Rozumiem ocenę negatywną, ale recenzja wygląda jak pastwienie się nad grą która nie podeszła, ale innym się spodobała, więc poszukajmy na siłę plusów narzekając na to że gra nie jest czymś innym niż jest.
Nie szukałam plusów na siłę. Nie wiem, skąd ten pomysł. Jest to gra na pewno lepsza od nieszczęsnych klasyków pokroju Monopoly i nie potępiam jej w czambuł. Jako własnie taki pośredniak nadaje się na pomost przejściowy i w takiej roli sprawdziła się i u mnie.
Wytknęłam dużo wad, bo za takowe uważam wymienione elementy. JA – gracz i recenzent. I nie muszę brać pod uwagę faktu, że komuś innemu gra się podoba. MNIE się nie podoba. Na tym polega recenzja. Na WŁASNEJ ocenie, a nie statystycznym podsumowaniu, ilu osobom i co podeszło. O tym można co najwyżej wspomnieć.
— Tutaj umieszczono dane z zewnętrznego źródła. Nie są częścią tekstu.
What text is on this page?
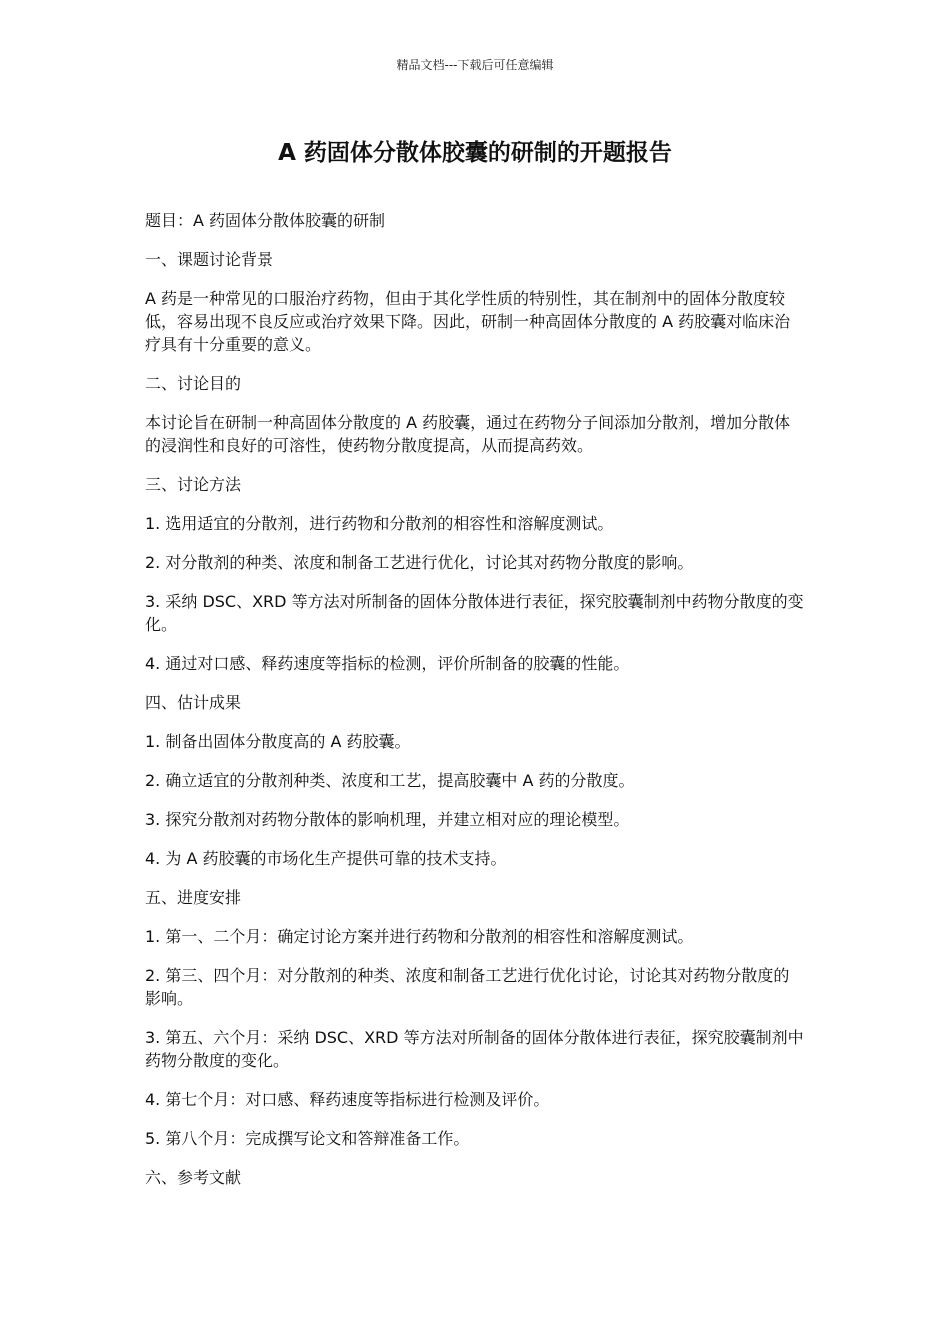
精品文档---下载后可任意编辑
A 药固体分散体胶囊的研制的开题报告

题目：A 药固体分散体胶囊的研制

一、课题讨论背景

A 药是一种常见的口服治疗药物，但由于其化学性质的特别性，其在制剂中的固体分散度较低，容易出现不良反应或治疗效果下降。因此，研制一种高固体分散度的 A 药胶囊对临床治疗具有十分重要的意义。

二、讨论目的

本讨论旨在研制一种高固体分散度的 A 药胶囊，通过在药物分子间添加分散剂，增加分散体的浸润性和良好的可溶性，使药物分散度提高，从而提高药效。

三、讨论方法

1. 选用适宜的分散剂，进行药物和分散剂的相容性和溶解度测试。

2. 对分散剂的种类、浓度和制备工艺进行优化，讨论其对药物分散度的影响。

3. 采纳 DSC、XRD 等方法对所制备的固体分散体进行表征，探究胶囊制剂中药物分散度的变化。

4. 通过对口感、释药速度等指标的检测，评价所制备的胶囊的性能。

四、估计成果

1. 制备出固体分散度高的 A 药胶囊。

2. 确立适宜的分散剂种类、浓度和工艺，提高胶囊中 A 药的分散度。

3. 探究分散剂对药物分散体的影响机理，并建立相对应的理论模型。

4. 为 A 药胶囊的市场化生产提供可靠的技术支持。

五、进度安排

1. 第一、二个月：确定讨论方案并进行药物和分散剂的相容性和溶解度测试。

2. 第三、四个月：对分散剂的种类、浓度和制备工艺进行优化讨论，讨论其对药物分散度的影响。

3. 第五、六个月：采纳 DSC、XRD 等方法对所制备的固体分散体进行表征，探究胶囊制剂中药物分散度的变化。

4. 第七个月：对口感、释药速度等指标进行检测及评价。

5. 第八个月：完成撰写论文和答辩准备工作。

六、参考文献
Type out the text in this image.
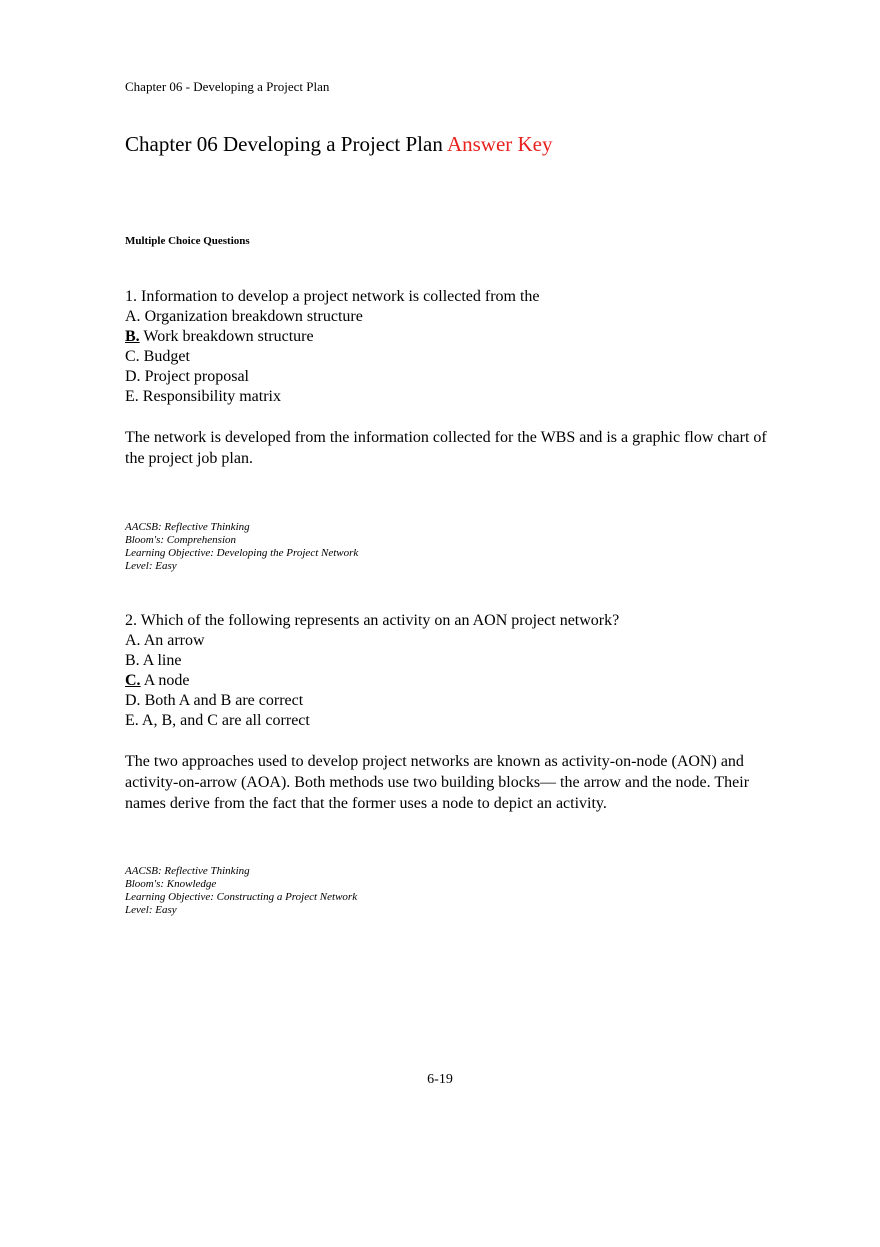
Chapter 06 - Developing a Project Plan
Chapter 06 Developing a Project Plan Answer Key
Multiple Choice Questions
1. Information to develop a project network is collected from the
A. Organization breakdown structure
B. Work breakdown structure
C. Budget
D. Project proposal
E. Responsibility matrix
The network is developed from the information collected for the WBS and is a graphic flow chart of the project job plan.
AACSB: Reflective Thinking
Bloom's: Comprehension
Learning Objective: Developing the Project Network
Level: Easy
2. Which of the following represents an activity on an AON project network?
A. An arrow
B. A line
C. A node
D. Both A and B are correct
E. A, B, and C are all correct
The two approaches used to develop project networks are known as activity-on-node (AON) and activity-on-arrow (AOA). Both methods use two building blocks— the arrow and the node. Their names derive from the fact that the former uses a node to depict an activity.
AACSB: Reflective Thinking
Bloom's: Knowledge
Learning Objective: Constructing a Project Network
Level: Easy
6-19
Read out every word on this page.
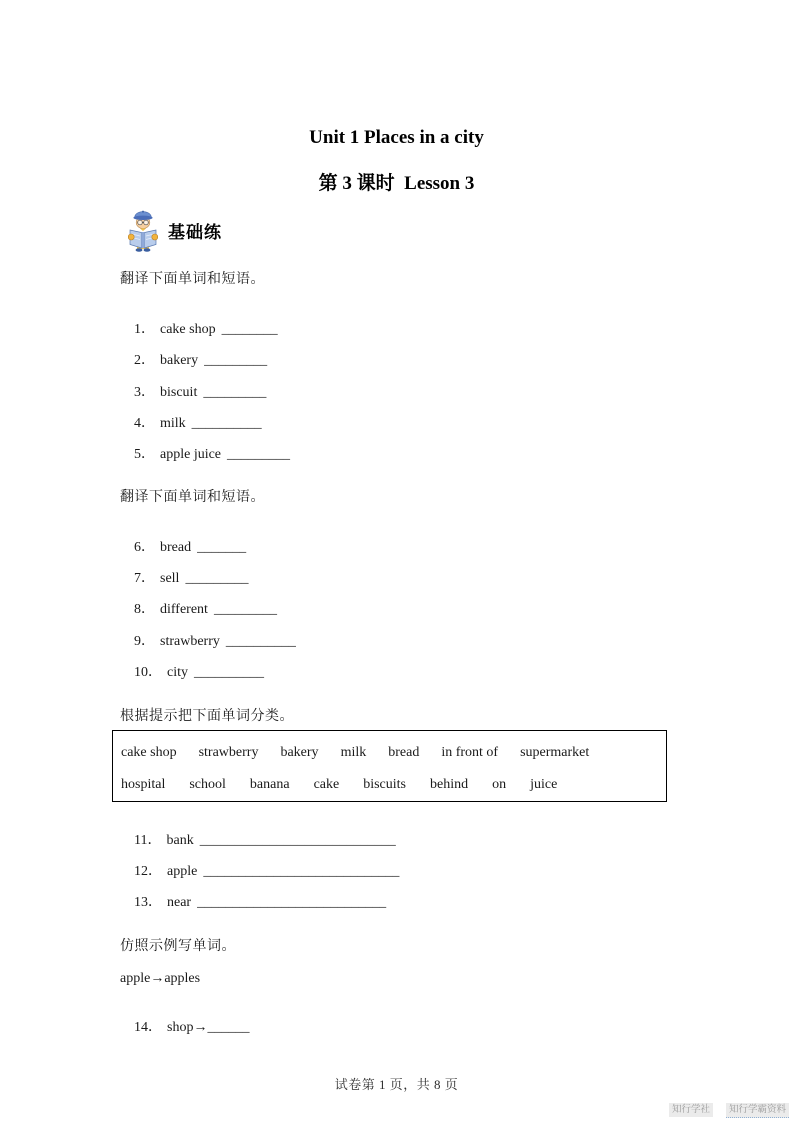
Unit 1 Places in a city
第 3 课时  Lesson 3
基础练
翻译下面单词和短语。

1． cake shop ________

2． bakery _________

3． biscuit _________

4． milk __________

5． apple juice _________

翻译下面单词和短语。

6． bread _______

7． sell _________

8． different _________

9． strawberry __________

10． city __________

根据提示把下面单词分类。
cake shop strawberry bakery milk bread in front of supermarket
hospital school banana cake biscuits behind on juice

11． bank ____________________________

12． apple ____________________________

13． near ___________________________

仿照示例写单词。
apple→apples

14． shop→______

试卷第 1 页，共 8 页
知行学社	知行学霸资料
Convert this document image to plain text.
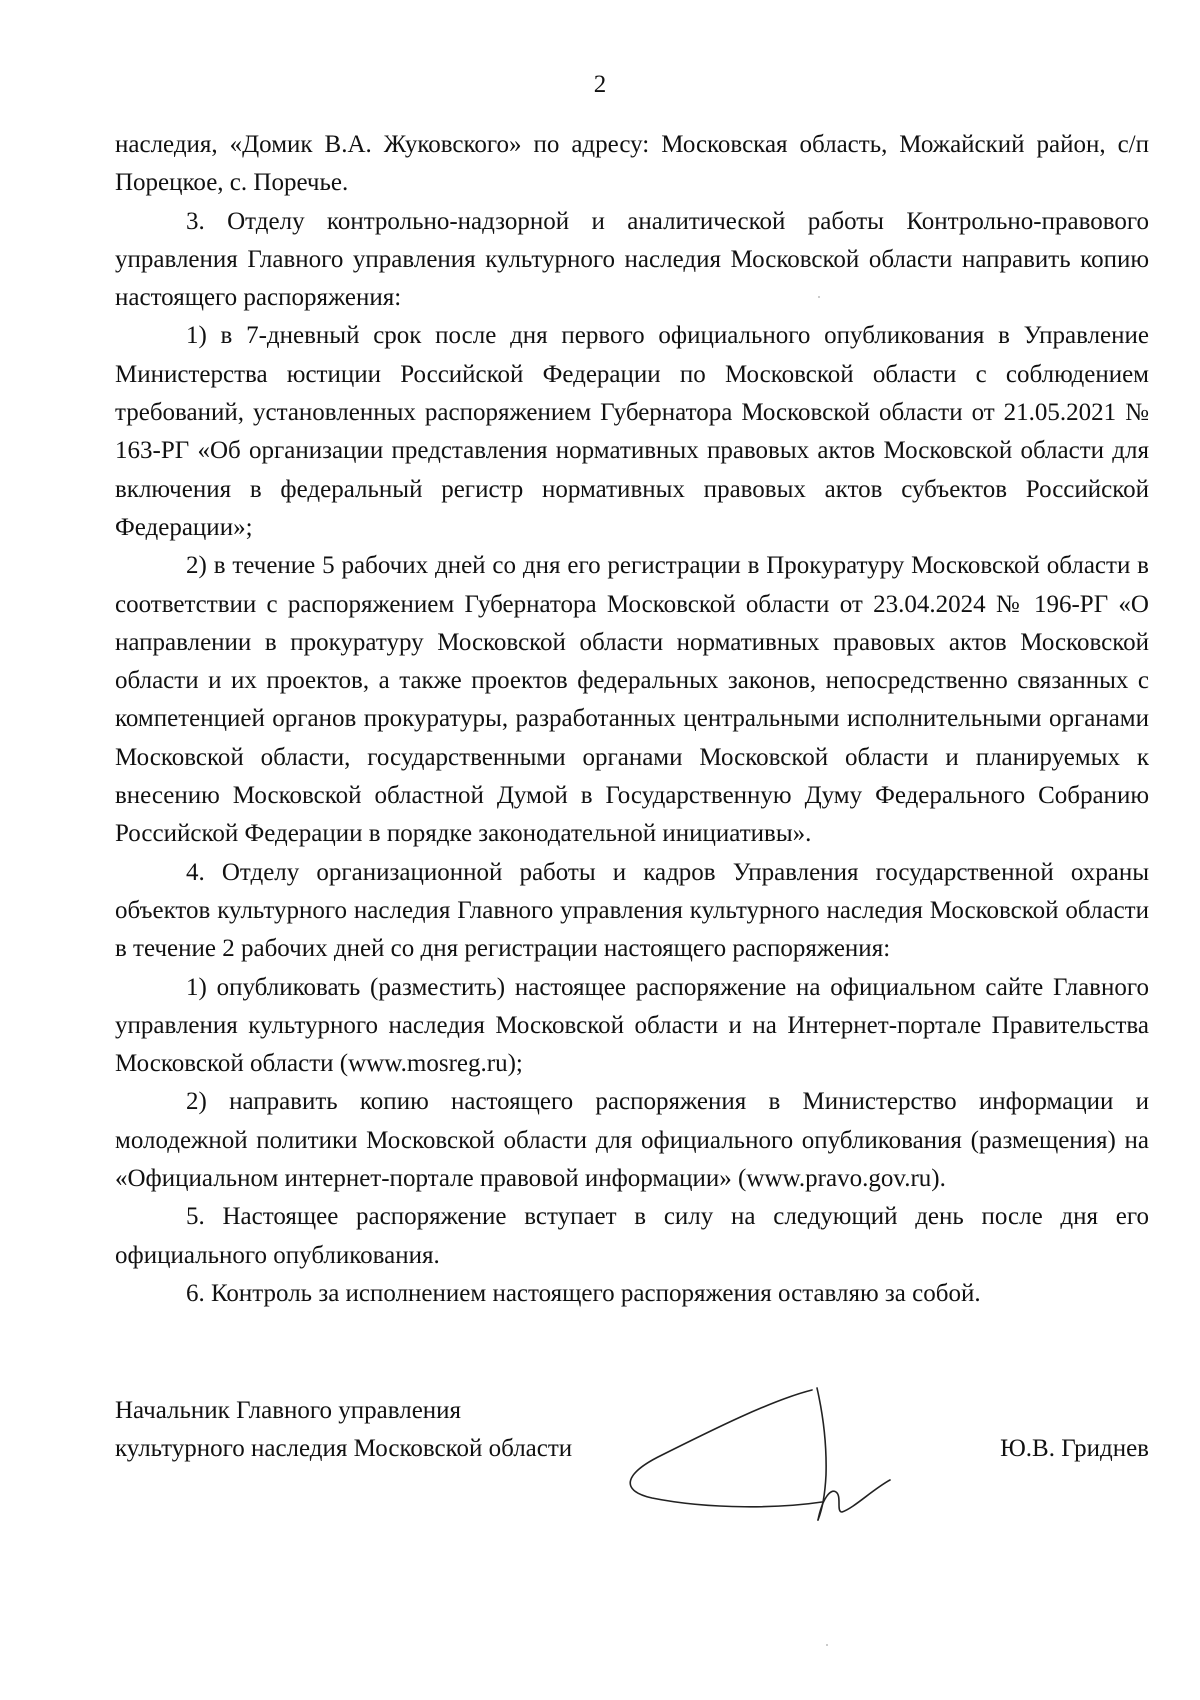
2

наследия, «Домик В.А. Жуковского» по адресу: Московская область, Можайский район, с/п Порецкое, с. Поречье.

3. Отделу контрольно-надзорной и аналитической работы Контрольно-правового управления Главного управления культурного наследия Московской области направить копию настоящего распоряжения:

1) в 7-дневный срок после дня первого официального опубликования в Управление Министерства юстиции Российской Федерации по Московской области с соблюдением требований, установленных распоряжением Губернатора Московской области от 21.05.2021 № 163-РГ «Об организации представления нормативных правовых актов Московской области для включения в федеральный регистр нормативных правовых актов субъектов Российской Федерации»;

2) в течение 5 рабочих дней со дня его регистрации в Прокуратуру Московской области в соответствии с распоряжением Губернатора Московской области от 23.04.2024 № 196-РГ «О направлении в прокуратуру Московской области нормативных правовых актов Московской области и их проектов, а также проектов федеральных законов, непосредственно связанных с компетенцией органов прокуратуры, разработанных центральными исполнительными органами Московской области, государственными органами Московской области и планируемых к внесению Московской областной Думой в Государственную Думу Федерального Собранию Российской Федерации в порядке законодательной инициативы».

4. Отделу организационной работы и кадров Управления государственной охраны объектов культурного наследия Главного управления культурного наследия Московской области в течение 2 рабочих дней со дня регистрации настоящего распоряжения:

1) опубликовать (разместить) настоящее распоряжение на официальном сайте Главного управления культурного наследия Московской области и на Интернет-портале Правительства Московской области (www.mosreg.ru);

2) направить копию настоящего распоряжения в Министерство информации и молодежной политики Московской области для официального опубликования (размещения) на «Официальном интернет-портале правовой информации» (www.pravo.gov.ru).

5. Настоящее распоряжение вступает в силу на следующий день после дня его официального опубликования.

6. Контроль за исполнением настоящего распоряжения оставляю за собой.

Начальник Главного управления
культурного наследия Московской области	Ю.В. Гриднев
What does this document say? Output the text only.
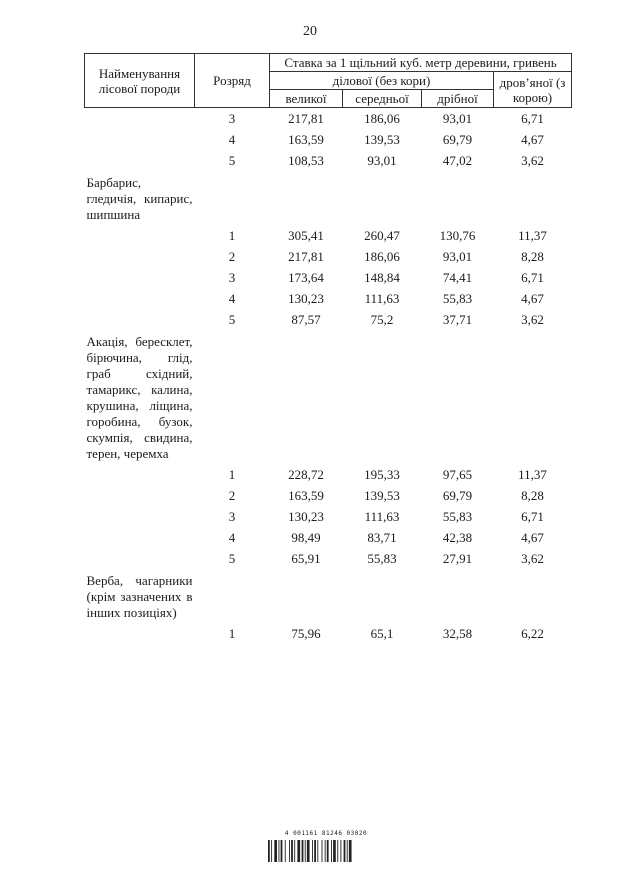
20
Найменування лісової породи	Розряд	Ставка за 1 щільний куб. метр деревини, гривень			
		ділової (без кори)			дров’яної (з корою)
		великої	середньої	дрібної	
	3	217,81	186,06	93,01	6,71
	4	163,59	139,53	69,79	4,67
	5	108,53	93,01	47,02	3,62
Барбарис, гледичія, кипарис, шипшина					
	1	305,41	260,47	130,76	11,37
	2	217,81	186,06	93,01	8,28
	3	173,64	148,84	74,41	6,71
	4	130,23	111,63	55,83	4,67
	5	87,57	75,2	37,71	3,62
Акація, бересклет, бірючина, глід, граб східний, тамарикс, калина, крушина, ліщина, горобина, бузок, скумпія, свидина, терен, черемха					
	1	228,72	195,33	97,65	11,37
	2	163,59	139,53	69,79	8,28
	3	130,23	111,63	55,83	6,71
	4	98,49	83,71	42,38	4,67
	5	65,91	55,83	27,91	3,62
Верба, чагарники (крім зазначених в інших позиціях)					
	1	75,96	65,1	32,58	6,22
4 001161 81246 03020
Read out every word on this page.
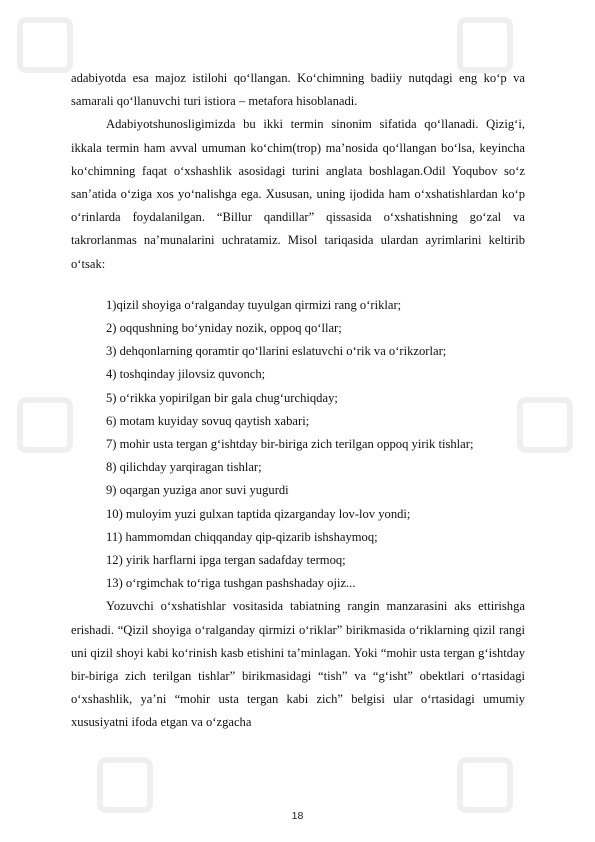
adabiyotda esa majoz istilohi qo‘llangan. Ko‘chimning badiiy nutqdagi eng ko‘p va samarali qo‘llanuvchi turi istiora – metafora hisoblanadi.

Adabiyotshunosligimizda bu ikki termin sinonim sifatida qo‘llanadi. Qizig‘i, ikkala termin ham avval umuman ko‘chim(trop) ma’nosida qo‘llangan bo‘lsa, keyincha ko‘chimning faqat o‘xshashlik asosidagi turini anglata boshlagan.Odil Yoqubov so‘z san’atida o‘ziga xos yo‘nalishga ega. Xususan, uning ijodida ham o‘xshatishlardan ko‘p o‘rinlarda foydalanilgan. “Billur qandillar” qissasida o‘xshatishning go‘zal va takrorlanmas na’munalarini uchratamiz. Misol tariqasida ulardan ayrimlarini keltirib o‘tsak:

1)qizil shoyiga o‘ralganday tuyulgan qirmizi rang o‘riklar;

2) oqqushning bo‘yniday nozik, oppoq qo‘llar;

3) dehqonlarning qoramtir qo‘llarini eslatuvchi o‘rik va o‘rikzorlar;

4) toshqinday jilovsiz quvonch;

5) o‘rikka yopirilgan bir gala chug‘urchiqday;

6) motam kuyiday sovuq qaytish xabari;

7) mohir usta tergan g‘ishtday bir-biriga zich terilgan oppoq yirik tishlar;

8) qilichday yarqiragan tishlar;

9) oqargan yuziga anor suvi yugurdi

10) muloyim yuzi gulxan taptida qizarganday lov-lov yondi;

11) hammomdan chiqqanday qip-qizarib ishshaymoq;

12) yirik harflarni ipga tergan sadafday termoq;

13) o‘rgimchak to‘riga tushgan pashshaday ojiz...

Yozuvchi o‘xshatishlar vositasida tabiatning rangin manzarasini aks ettirishga erishadi. “Qizil shoyiga o‘ralganday qirmizi o‘riklar” birikmasida o‘riklarning qizil rangi uni qizil shoyi kabi ko‘rinish kasb etishini ta’minlagan. Yoki “mohir usta tergan g‘ishtday bir-biriga zich terilgan tishlar” birikmasidagi “tish” va “g‘isht” obektlari o‘rtasidagi o‘xshashlik, ya’ni “mohir usta tergan kabi zich” belgisi ular o‘rtasidagi umumiy xususiyatni ifoda etgan va o‘zgacha

18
O skisłych ogórkach nic mi nie wiadomo. Znam zaawansowanych graczy, którzy co jakiś czas namawiają mnie na partyjkę Eurobiznesu. Nie rozumiem, ale też ich nie kiszę ;)
Porównujesz na siłę tą grę do Monopolu czy eurobiznesu a to oznacza że gra zaliczyła totalny upadek. To nie prawda, gra ma fajny mechanizm, fajny system podliczania punktów i daleko jej do gier pokroju eurobiznesu. Oczywiście jako „Recenzent” możesz być subiektywna, nikt ci tego nie odbiera i nie każe pisać o grze samych superlatyw. W moim odczuciu dobry recenzent to taki który potrafi wybrać właściwy temat do recenzji. Ty wybrałaś grę której najwidoczniej kompletnie nie czujesz i dyskredytujesz pod każdym względem. Jesteś zaawansowanym graczem który zjadł zęby na trudnych tytułach, brawo, świetnie. Czujesz się na tyle mocna w temacie gier żeby je recenzować to je recenzuj. Ale mam wrażenie że spojrzałaś na grę oczami fana euro sucharów, kogoś komu obce jest już pląsanie po planszy tylko dla przyjemności gry, niezależnie od ilości zdobytych punktów zwycięstwa. Nie wiem czy masz dzieci, jeżeli masz to musiały również zagrać w tą grę. Im również się nie podobało? A zwykłym graczom niedzielnym, rodzinnym którzy nie grają w Brassa, nie ślęczą nad Tash-Kalarem również się nie podobało jak z tobą grali? A może grałaś raz i to z graczami twojego pokroju? Maż prawo do każdej opinii, nie odbieram ci tego, ale grałem w tą grę około 15-20 razy, z dzieckiem 9-letnim, z rodziną w młodym i starszym wieku i wszystkim, ale to absolutnie wszystkim gra się podobała. Nie mówię że to mistrzostwo świata bo mocno minął bym się z prawdą. Niemniej jednak gra jest dobra (nie rewelacyjna), ale dla graczy rodzinnych, młodszych chodź nie koniecznie początkujących. Gram w gry planszowe od 4 lat, rozegrałem sporo partii, ograłem sporo tytułów. Mój syn który ma mniej niż 9 lat również gra od około 3-4 lat w gry. Graliśmy w łatwe tytuły, gramy w te troszkę bardziej zaawansowane jak 7 cudów świata, seasons, epokę kamienia, summoners wars. Nie gramy w gry zaawansowane z powodu wieku dziecka. Patrząc na nas nie można powiedzieć że jesteśmy graczami niedzielnymi (w kolekcji mamy około 30 gier), nie jesteśmy jeszcze graczami zaawansowanymi ale wiemy co to dobra gra. Już wcześniej przytoczyłem porównanie z Agricolą, będę sie go trzymał. Twoja recenzja to przerost formy nad treścią, to poczucie super znawcy (Recenzenta) którego zdanie jest nieomylne.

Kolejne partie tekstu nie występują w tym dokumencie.